Um calango como narrador da história

A obra mergulha no universo de “Os Sertões”, de Euclides da Cunha, recriando o episódio histórico sob a perspectiva inusitada do calango Sertanejo, um representante da fauna da Caatinga baiana. “Para substituir minha persona de professora contadora de histórias, escolhi um representante da fauna da Caatinga baiana, o calango Sertanejo, aquele que tudo ouviu, viu e tudo irá contar”, explica Fabiana.

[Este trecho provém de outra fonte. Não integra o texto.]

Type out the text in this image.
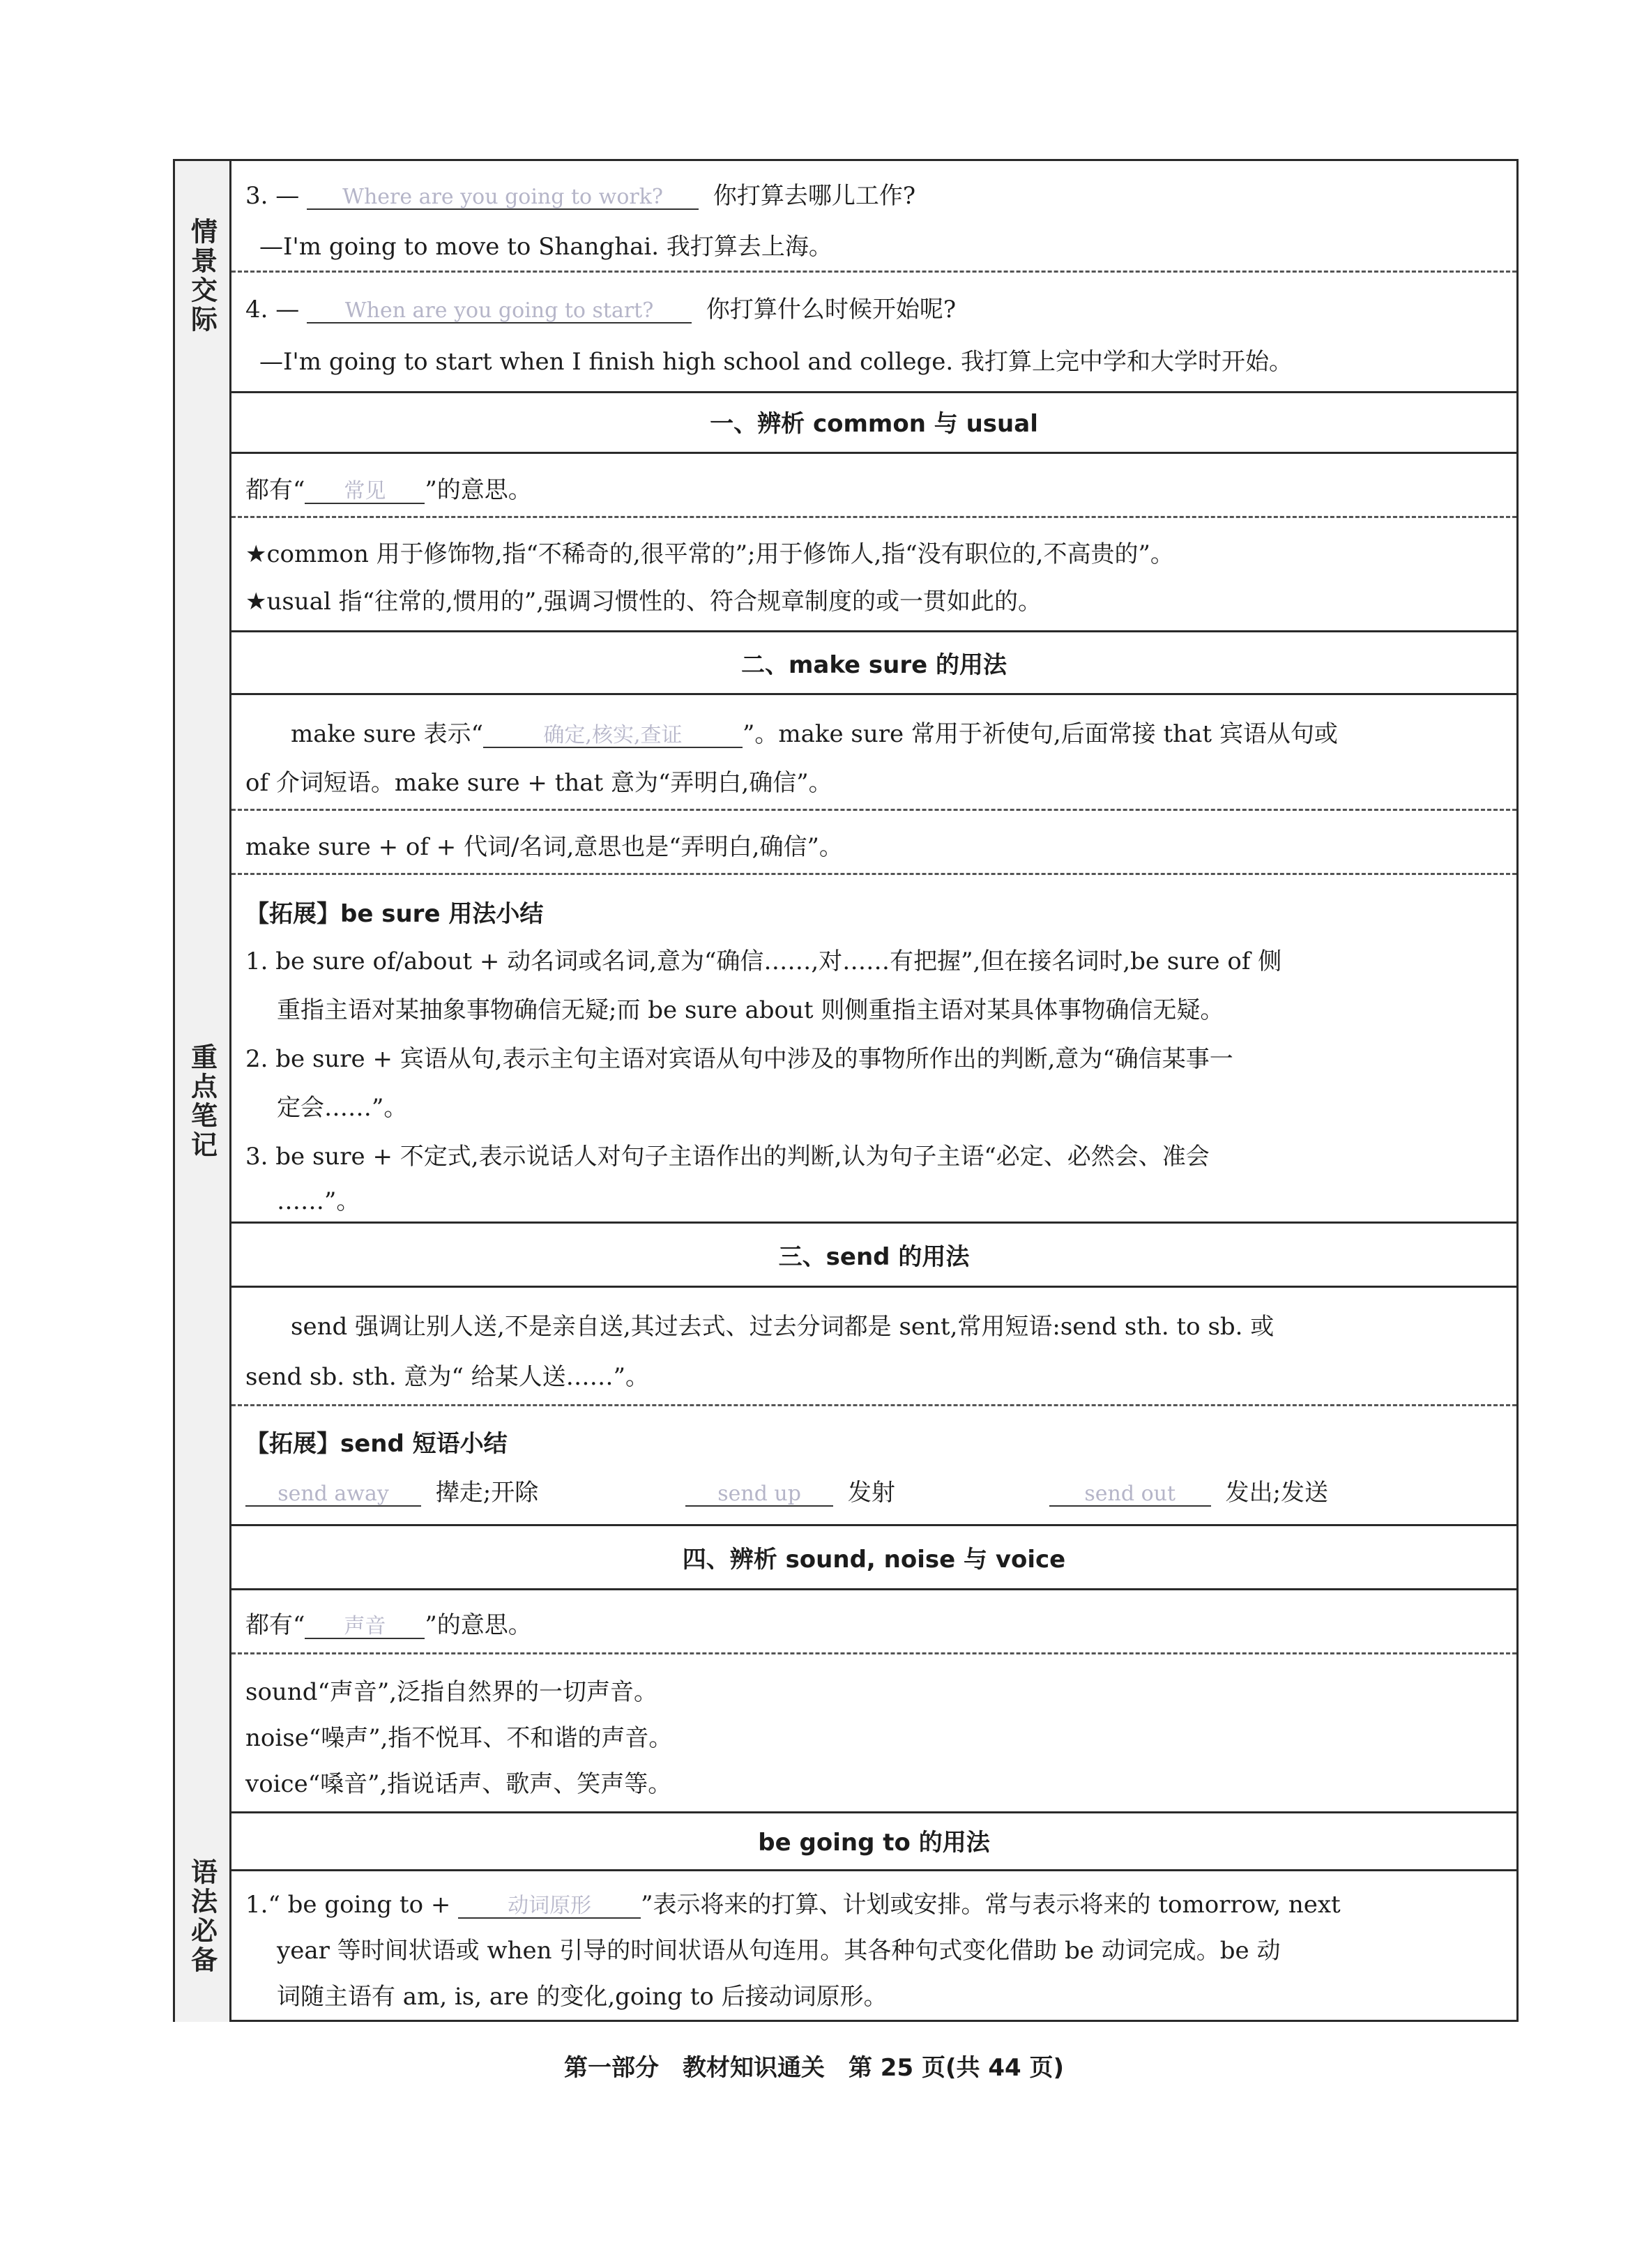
情景交际
3. — Where are you going to work? 你打算去哪儿工作?
—I'm going to move to Shanghai. 我打算去上海。
4. — When are you going to start? 你打算什么时候开始呢?
—I'm going to start when I finish high school and college. 我打算上完中学和大学时开始。
重点笔记
一、辨析 common 与 usual
都有“ 常见 ”的意思。
★common 用于修饰物,指“不稀奇的,很平常的”;用于修饰人,指“没有职位的,不高贵的”。
★usual 指“往常的,惯用的”,强调习惯性的、符合规章制度的或一贯如此的。
二、make sure 的用法
make sure 表示“	确定,核实,查证	”。make sure 常用于祈使句,后面常接 that 宾语从句或
of 介词短语。make sure + that 意为“弄明白,确信”。
make sure + of + 代词/名词,意思也是“弄明白,确信”。
【拓展】be sure 用法小结
1. be sure of/about + 动名词或名词,意为“确信……,对……有把握”,但在接名词时,be sure of 侧
重指主语对某抽象事物确信无疑;而 be sure about 则侧重指主语对某具体事物确信无疑。
2. be sure + 宾语从句,表示主句主语对宾语从句中涉及的事物所作出的判断,意为“确信某事一
定会……”。
3. be sure + 不定式,表示说话人对句子主语作出的判断,认为句子主语“必定、必然会、准会
……”。
三、send 的用法
send 强调让别人送,不是亲自送,其过去式、过去分词都是 sent,常用短语:send sth. to sb. 或
send sb. sth. 意为“ 给某人送……”。
【拓展】send 短语小结
send away 撵走;开除	send up 发射	send out 发出;发送
四、辨析 sound, noise 与 voice
都有“ 声音 ”的意思。
sound“声音”,泛指自然界的一切声音。
noise“噪声”,指不悦耳、不和谐的声音。
voice“嗓音”,指说话声、歌声、笑声等。
语法必备
be going to 的用法
1.“ be going to +	动词原形 ”表示将来的打算、计划或安排。常与表示将来的 tomorrow, next
year 等时间状语或 when 引导的时间状语从句连用。其各种句式变化借助 be 动词完成。be 动
词随主语有 am, is, are 的变化,going to 后接动词原形。
第一部分　教材知识通关　第 25 页(共 44 页)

A trajetória de Antônio Conselheiro — chamado na obra de “Peregrino” — e a fundação do arraial de Belo Monte ganham novas camadas ao serem filtradas pelo olhar desse pequeno habitante do sertão. A narrativa conecta, de forma orgânica, educação, literatura e meio ambiente.

A Caatinga como personagem central

Um dos momentos mais intensos do livro é a batalha em que o próprio bioma da Caatinga se torna aliado dos sertanejos. “Os galhos e espinhos ressecados trançavam barreiras impenetráveis aos soldados, mas abriam uma rede de caminhos possíveis aos moradores da terra”, descreve a autora. A força da natureza sertaneja deixa de ser cenário e passa a ser protagonista.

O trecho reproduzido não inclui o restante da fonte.